Sin embargo, al estudiar más de cerca todas las novedades que ofrece queda patente que la D300 supone un salto tecnológico sobre el resto de cámaras del mismo segmento teórico del mercado tan importante que la sitúa a un nuevo nivel, mucho más próxima a la D3 de lo que la D200 estaba de la D2x.
La nueva Nikon D300 incorpora muchos de los avances tecnológicos de la D3 en un tamaño mucho más compacto que su hermana mayor. Diseñada con el rendimiento profesional en el punto de mira, pero considerando en todo momento el presupuesto del freelance o del amante de la fotografía, la D300 se posiciona en una franja única dentro del mercado de la fotografía digital profesional.
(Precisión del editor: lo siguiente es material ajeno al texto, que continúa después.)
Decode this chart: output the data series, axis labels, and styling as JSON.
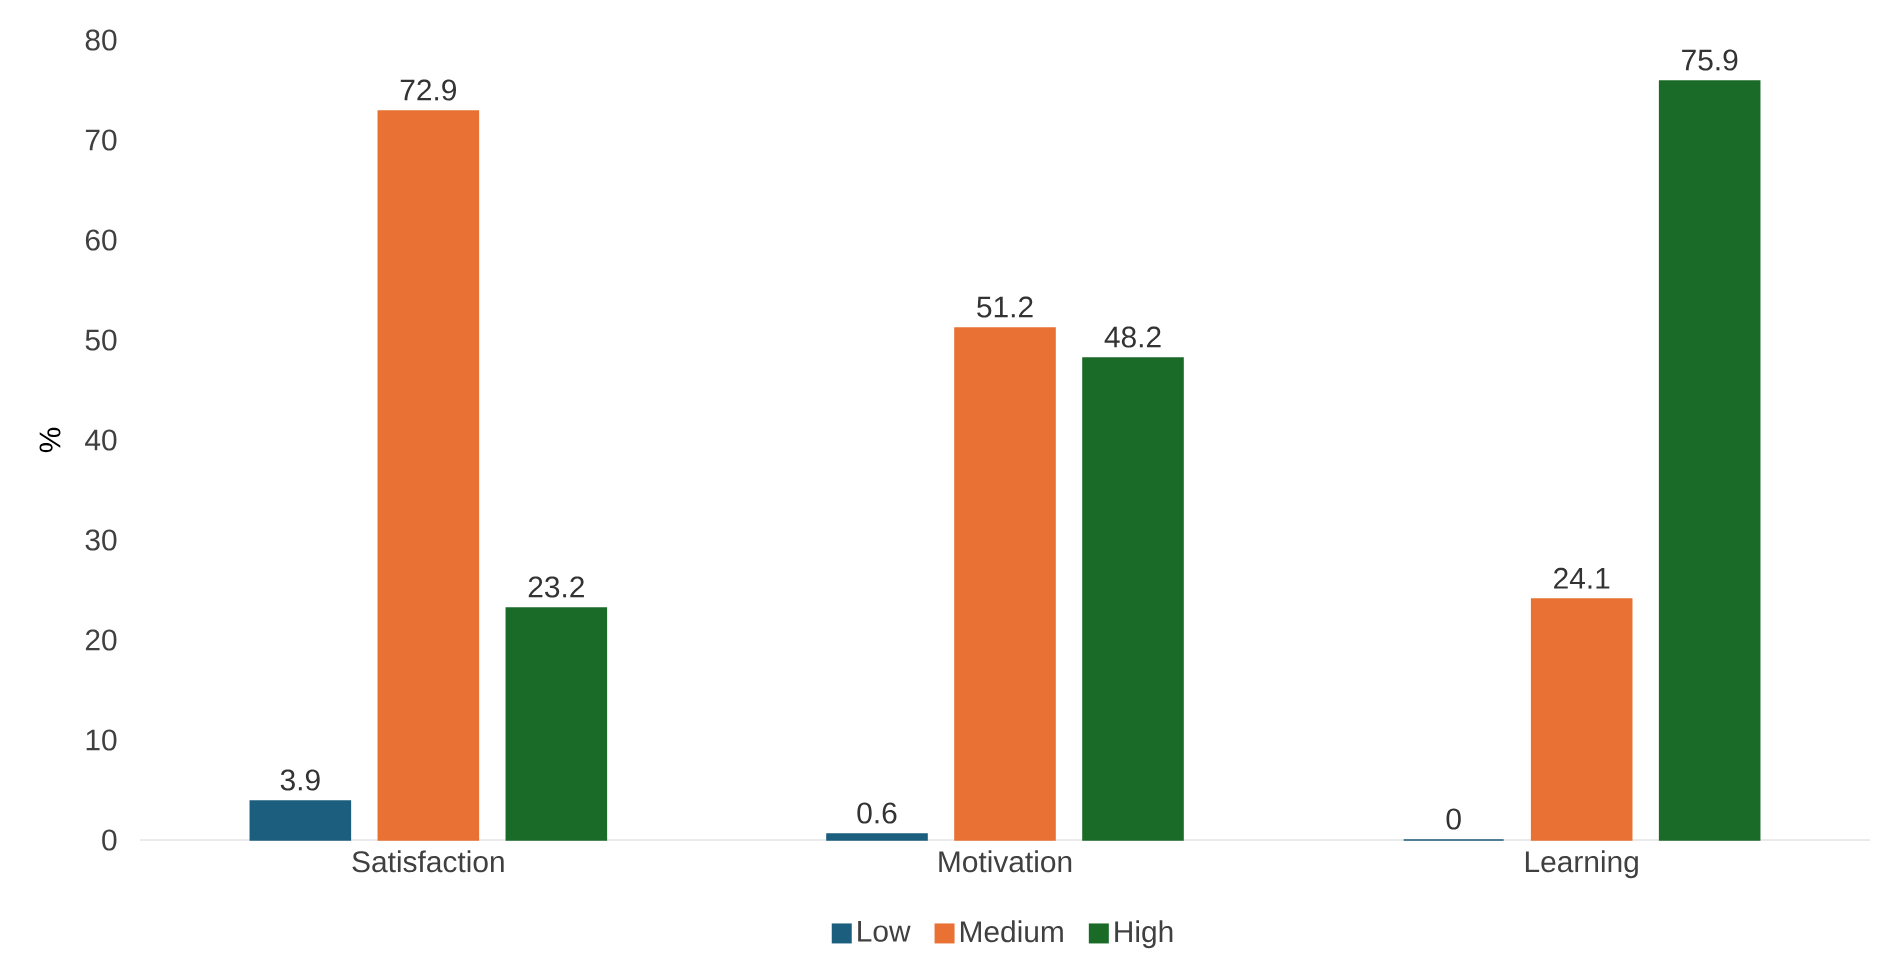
{
  "chart_data": {
    "type": "bar",
    "ylabel": "%",
    "categories": [
      "Satisfaction",
      "Motivation",
      "Learning"
    ],
    "series": [
      {
        "name": "Low",
        "color": "#1b5e7e",
        "values": [
          3.9,
          0.6,
          0
        ],
        "value_labels": [
          "3.9",
          "0.6",
          "0"
        ]
      },
      {
        "name": "Medium",
        "color": "#e87133",
        "values": [
          72.9,
          51.2,
          24.1
        ],
        "value_labels": [
          "72.9",
          "51.2",
          "24.1"
        ]
      },
      {
        "name": "High",
        "color": "#1a6b28",
        "values": [
          23.2,
          48.2,
          75.9
        ],
        "value_labels": [
          "23.2",
          "48.2",
          "75.9"
        ]
      }
    ],
    "ylim": [
      0,
      80
    ],
    "yticks": [
      0,
      10,
      20,
      30,
      40,
      50,
      60,
      70,
      80
    ],
    "legend": "bottom",
    "grid": false
  }
}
A diferencia de la D3, la D300 conserva el formato de sensor DX como único formato de imagen, aunque cuenta con un nuevo captador de tecnología CMOS de 12,3 megapíxeles efectivos, que dispone de una gama de sensibilidades calibradas que va de los 200 a los 3200 ISO, incluyendo un sistema de reducción de ruido muy avanzado. Para los amantes de las prestaciones puras, la D300 permite realizar ráfagas a 6 fotogramas por segundo, que si utilizamos una unidad MB-D300 de alimentación se puede ampliar esta velocidad de ráfaga hasta 8 fotos por segundo, prestaciones plenamente profesionales que se suman a una velocidad de puesta en marcha de solo 0,13 segundos y un retardo del obturador de solo 45 milisegundos (esto son 0,045 segundos).